The Russian parliament voted on Wednesday to approve a bill blacklisting Russian websites that appear to promote drugs or contain porn or “extremist” material.
The bill still needs to be signed by President Vladimir Putin but is expected to become law in November.
Russian deputies also passed a second bill today that makes libel and slander criminal offences.
Submitted to the lower house of the Russian parliament, the State Duma, on June 7, the web bill proposes that websites can be blacklisted without judicial approval.

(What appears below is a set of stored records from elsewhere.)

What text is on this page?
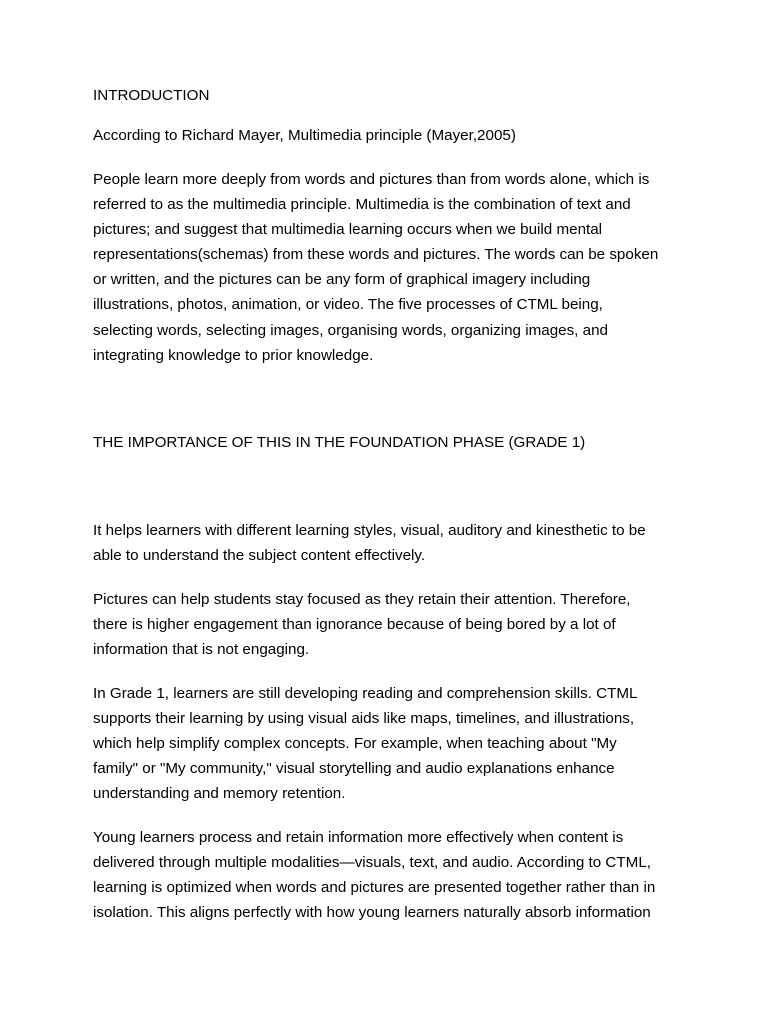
INTRODUCTION

According to Richard Mayer, Multimedia principle (Mayer,2005)

People learn more deeply from words and pictures than from words alone, which is
referred to as the multimedia principle. Multimedia is the combination of text and
pictures; and suggest that multimedia learning occurs when we build mental
representations(schemas) from these words and pictures. The words can be spoken
or written, and the pictures can be any form of graphical imagery including
illustrations, photos, animation, or video. The five processes of CTML being,
selecting words, selecting images, organising words, organizing images, and
integrating knowledge to prior knowledge.

THE IMPORTANCE OF THIS IN THE FOUNDATION PHASE (GRADE 1)

It helps learners with different learning styles, visual, auditory and kinesthetic to be
able to understand the subject content effectively.

Pictures can help students stay focused as they retain their attention. Therefore,
there is higher engagement than ignorance because of being bored by a lot of
information that is not engaging.

In Grade 1, learners are still developing reading and comprehension skills. CTML
supports their learning by using visual aids like maps, timelines, and illustrations,
which help simplify complex concepts. For example, when teaching about "My
family" or "My community," visual storytelling and audio explanations enhance
understanding and memory retention.

Young learners process and retain information more effectively when content is
delivered through multiple modalities—visuals, text, and audio. According to CTML,
learning is optimized when words and pictures are presented together rather than in
isolation. This aligns perfectly with how young learners naturally absorb information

Under the new law if a website contains controversial content, a three step process will be applied. First, law enforcement officials notify the access provider who is then expected to inform the website owner that they must delete the content. The website is then given 24 hours to remove the content. If it fails to do so, the URL and material is blocked, as well as the website’s IP address and domain name. Additionally, if the provider fails to block the website, it then shares responsibility with the website owner.

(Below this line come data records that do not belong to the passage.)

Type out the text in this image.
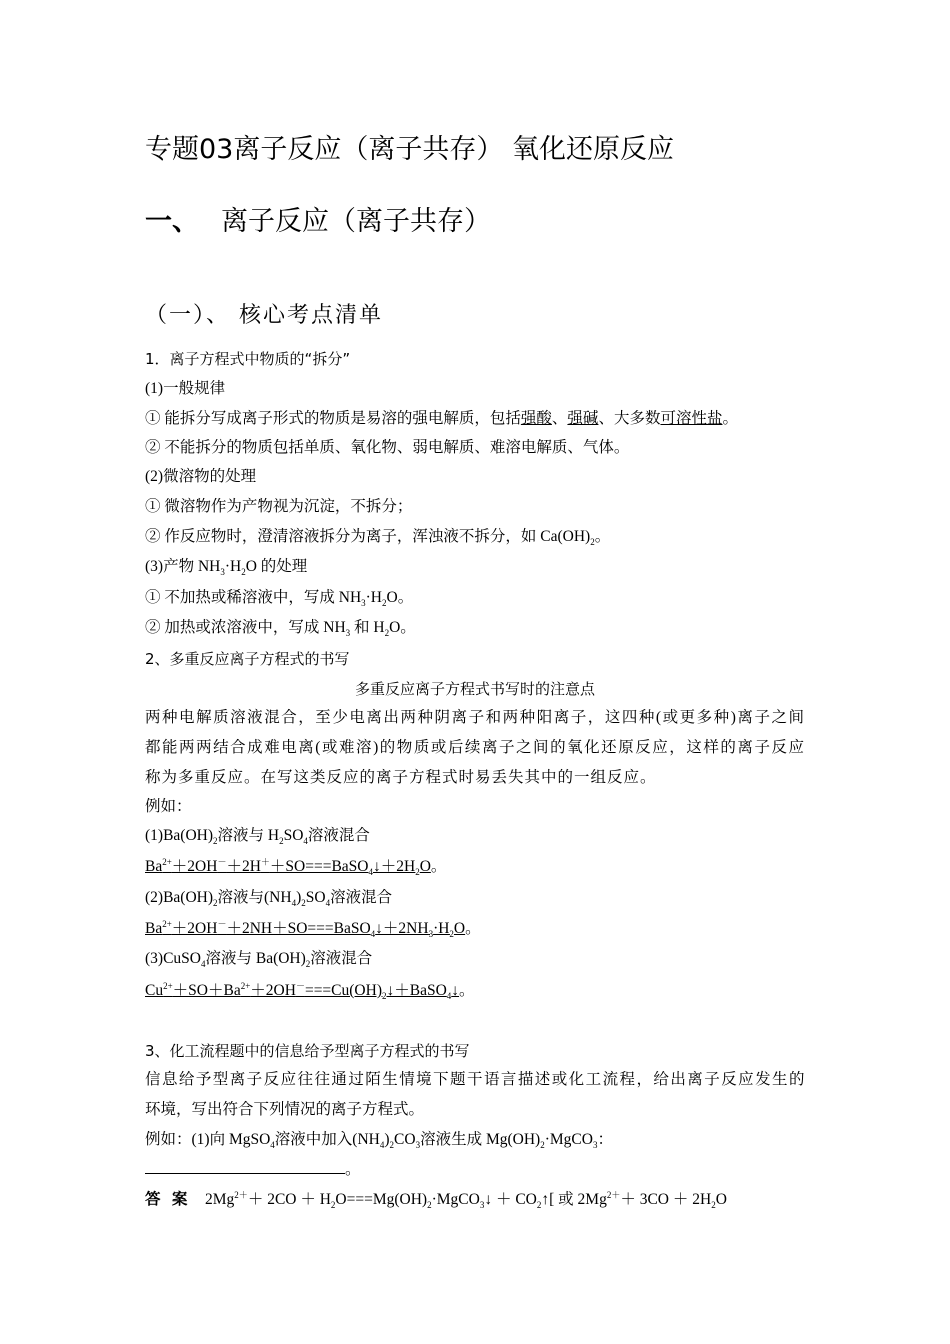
专题03离子反应（离子共存） 氧化还原反应
一、 离子反应（离子共存）
（一）、 核心考点清单
1．离子方程式中物质的“拆分”
(1)一般规律
① 能拆分写成离子形式的物质是易溶的强电解质，包括强酸、强碱、大多数可溶性盐。
② 不能拆分的物质包括单质、氧化物、弱电解质、难溶电解质、气体。
(2)微溶物的处理
① 微溶物作为产物视为沉淀，不拆分；
② 作反应物时，澄清溶液拆分为离子，浑浊液不拆分，如 $Ca(OH)_2$。
(3)产物 $NH_3\cdot H_2O$ 的处理
① 不加热或稀溶液中，写成 $NH_3\cdot H_2O$。
② 加热或浓溶液中，写成 $NH_3$ 和 $H_2O$。
2、多重反应离子方程式的书写
多重反应离子方程式书写时的注意点
两种电解质溶液混合，至少电离出两种阴离子和两种阳离子，这四种(或更多种)离子之间
都能两两结合成难电离(或难溶)的物质或后续离子之间的氧化还原反应，这样的离子反应
称为多重反应。在写这类反应的离子方程式时易丢失其中的一组反应。
例如：
$(1)Ba(OH)_2$溶液与 $H_2SO_4$溶液混合
$Ba^{2+}+2OH^-+2H^++SO===BaSO_4↓+2H_2O$。
$(2)Ba(OH)_2$溶液与$(NH_4)_2SO_4$溶液混合
$Ba^{2+}+2OH^-+2NH+SO===BaSO_4↓+2NH_3\cdot H_2O$。
(3)CuSO$_4$溶液与 $Ba(OH)_2$溶液混合
$Cu^{2+}+SO+Ba^{2+}+2OH^-===Cu(OH)_2↓+BaSO_4↓$。
3、化工流程题中的信息给予型离子方程式的书写
信息给予型离子反应往往通过陌生情境下题干语言描述或化工流程，给出离子反应发生的
环境，写出符合下列情况的离子方程式。
例如：(1)向 MgSO$_4$溶液中加入$(NH_4)_2CO_3$溶液生成 $Mg(OH)_2\cdot MgCO_3$：
。
答 案 $2Mg^{2+}+ 2CO$ ＋ $H_2O===Mg(OH)_2\cdot MgCO_3↓$ ＋ $CO_2↑$[ 或 $2Mg^{2+}+ 3CO + 2H_2O$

The leader of the HRC, Mikhail Fedotov expressed concern that, “the bill envisions the introduction of real censorship in the Russian sphere of the internet”

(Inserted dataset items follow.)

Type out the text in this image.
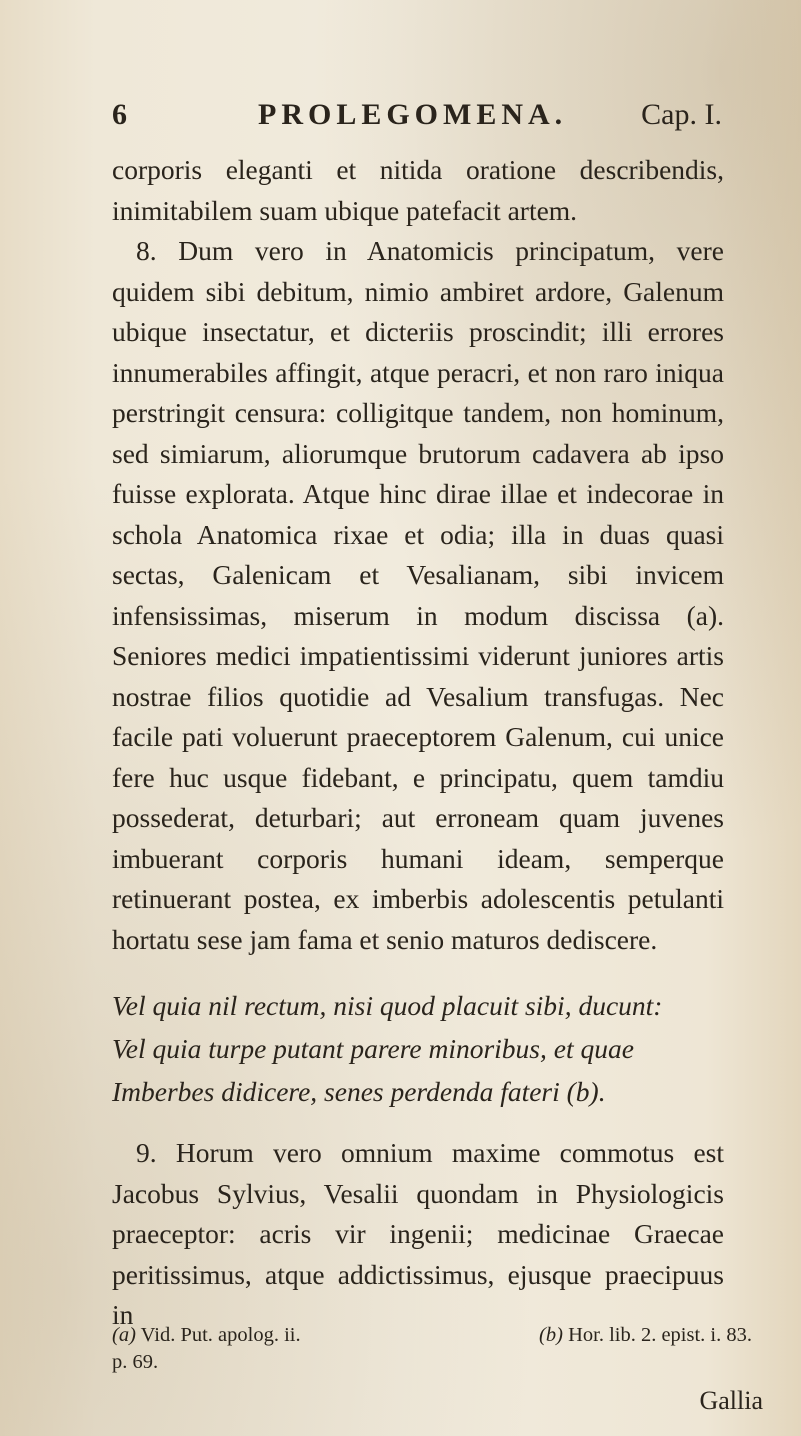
6	PROLEGOMENA. Cap. I.

corporis eleganti et nitida oratione describendis, inimitabilem suam ubique patefacit artem.

8. Dum vero in Anatomicis principatum, vere quidem sibi debitum, nimio ambiret ardore, Galenum ubique insectatur, et dicteriis proscindit; illi errores innumerabiles affingit, atque peracri, et non raro iniqua perstringit censura: colligitque tandem, non hominum, sed simiarum, aliorumque brutorum cadavera ab ipso fuisse explorata. Atque hinc dirae illae et indecorae in schola Anatomica rixae et odia; illa in duas quasi sectas, Galenicam et Vesalianam, sibi invicem infensissimas, miserum in modum discissa (a). Seniores medici impatientissimi viderunt juniores artis nostrae filios quotidie ad Vesalium transfugas. Nec facile pati voluerunt praeceptorem Galenum, cui unice fere huc usque fidebant, e principatu, quem tamdiu possederat, deturbari; aut erroneam quam juvenes imbuerant corporis humani ideam, semperque retinuerant postea, ex imberbis adolescentis petulanti hortatu sese jam fama et senio maturos dediscere.

Vel quia nil rectum, nisi quod placuit sibi, ducunt:
Vel quia turpe putant parere minoribus, et quae
Imberbes didicere, senes perdenda fateri (b).

9. Horum vero omnium maxime commotus est Jacobus Sylvius, Vesalii quondam in Physiologicis praeceptor: acris vir ingenii; medicinae Graecae peritissimus, atque addictissimus, ejusque praecipuus in

(a) Vid. Put. apolog. ii.	(b) Hor. lib. 2. epist. i. 83.
p. 69.
Gallia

Wikipedia shut down its Russian language site for 24 hours in protest against the bill, which it said would mean “a world without free knowledge”.
Andrei Soldatov, editor-in-chief of website Agentura.ru said, “As a rule limitations and censorship are imposed under the pretense of protecting children”. Soldatov went on to say “Clearly, it will be possible to use it not just against websites propagating pornography; the government will be able to use these instruments any way it wants.”
Earlier this week Kirsty Hughes, Chief Executive of Index on Censorship said:
“The Bill currently passing through the Duma is aimed squarely at clamping down on online dissent. The law will force ISPs to install filters at huge cost to prevent access to websites that the Communications Regulator deems ‘extremist’, with no judicial oversight. With Compromat.ru, a site exposing regime corruption targeted by the Moscow prosecutor last week, it’s clear that in Putin’s Russia freedom of expression is in decline.”